All recalled products have the manufacturing plant number CT121 or CT#121 and are not past their expiration date. The effected brands manufactured at Royal Ice Cream Company, Inc in Manchester, CT with the above plant number are:

  • Batch brand: pints, all flavors
  • Royal Ice Cream Brand: half gallons, pints, cakes, all specialties
  • Ronny Brook Ice Cream: all flavors, pints and three-gallon tubs
  • New Orleans Ice Cream: all flavors, pints and 2.5-gallon tubs
  • Maple Valley Ice Cream: all flavors, pints
  • Art Cream: all flavors, pints
  • Sweet Scoops Yogurt: all flavors, pints
  • Gelato Fiasco: all flavors, pints
  • Biggy Iggy’s Ice Cream Sandwiches
  • Munson Chip Wich ice cream sandwiches
  • Giffords Ice Cream: all flavors of ice cream sandwiches
  • Chewy Louie Ice Cream: ice cream sandwiches
  • Snow Wich Ice Cream Sandwich
  • Newport Creamery: Crazy Vanilla, Vanilla and Chocolate , Vanilla and Coffee, half gallons only

The recalled products were distributed in retail stores in Rhode Island, Massachusetts, Connecticut, Vermont, New York, Louisiana, Florida, Texas, and New Hampshire and are packaged in pints, half gallons, sandwiches, and portion-control slices.
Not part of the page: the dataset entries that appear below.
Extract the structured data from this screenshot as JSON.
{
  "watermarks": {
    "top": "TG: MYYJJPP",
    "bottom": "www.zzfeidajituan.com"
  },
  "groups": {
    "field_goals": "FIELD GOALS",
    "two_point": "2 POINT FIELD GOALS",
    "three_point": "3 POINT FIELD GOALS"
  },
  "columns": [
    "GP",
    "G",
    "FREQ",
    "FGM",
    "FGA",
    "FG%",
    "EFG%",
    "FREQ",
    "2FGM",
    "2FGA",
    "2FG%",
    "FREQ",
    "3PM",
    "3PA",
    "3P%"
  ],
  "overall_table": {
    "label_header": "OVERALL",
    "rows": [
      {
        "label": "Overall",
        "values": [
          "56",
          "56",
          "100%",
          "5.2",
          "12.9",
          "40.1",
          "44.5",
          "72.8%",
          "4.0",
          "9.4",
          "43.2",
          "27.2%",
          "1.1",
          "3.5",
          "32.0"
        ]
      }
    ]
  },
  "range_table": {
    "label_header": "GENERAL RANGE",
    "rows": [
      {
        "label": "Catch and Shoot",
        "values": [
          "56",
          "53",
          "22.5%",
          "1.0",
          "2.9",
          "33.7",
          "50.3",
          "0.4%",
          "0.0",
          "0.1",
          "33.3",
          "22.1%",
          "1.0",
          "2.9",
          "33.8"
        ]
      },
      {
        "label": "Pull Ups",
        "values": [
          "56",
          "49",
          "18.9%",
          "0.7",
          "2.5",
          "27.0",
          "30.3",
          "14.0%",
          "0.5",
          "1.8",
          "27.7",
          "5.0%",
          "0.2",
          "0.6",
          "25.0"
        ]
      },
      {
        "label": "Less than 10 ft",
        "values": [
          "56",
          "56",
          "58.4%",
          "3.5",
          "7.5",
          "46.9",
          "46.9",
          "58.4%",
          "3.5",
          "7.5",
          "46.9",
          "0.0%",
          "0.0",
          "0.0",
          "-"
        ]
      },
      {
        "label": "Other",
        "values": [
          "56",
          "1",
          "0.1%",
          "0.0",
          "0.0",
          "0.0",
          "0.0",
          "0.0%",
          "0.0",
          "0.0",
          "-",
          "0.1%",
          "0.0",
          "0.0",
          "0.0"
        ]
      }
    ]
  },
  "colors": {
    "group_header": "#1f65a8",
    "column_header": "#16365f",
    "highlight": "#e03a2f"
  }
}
There have been no reports of illness related to these products.

Anyone who has purchased any of these products should not eat it. Consumers should throw it away or return it to the place of purchase.

Anyone who eats food contaminated with L. monocytogenes can get listeriosis, a serious infection that primarily affects older adults, people with weakened immune systems, and pregnant women and their newborns.

 

Symptoms of Listeriosis include fever, muscle aches, headache, stiff neck, confusion, loss of balance, convulsions, diarrhea, or other gastrointestinal symptoms. In pregnant women, the infection can cause miscarriages, stillbirths, premature delivery, or life-threatening infection of the newborn. In addition, serious and sometimes fatal infections occur in older adults and people with weakened immune systems. Listeriosis is treated with antibiotics. Anyone in the higher-risk categories who have flu-like symptoms within two months after eating contaminated food should seek medical care and tell the healthcare provider about eating the contaminated food.

 

Anyone who has eaten these recalled products and has symptoms of listeriosis should call their healthcare provider.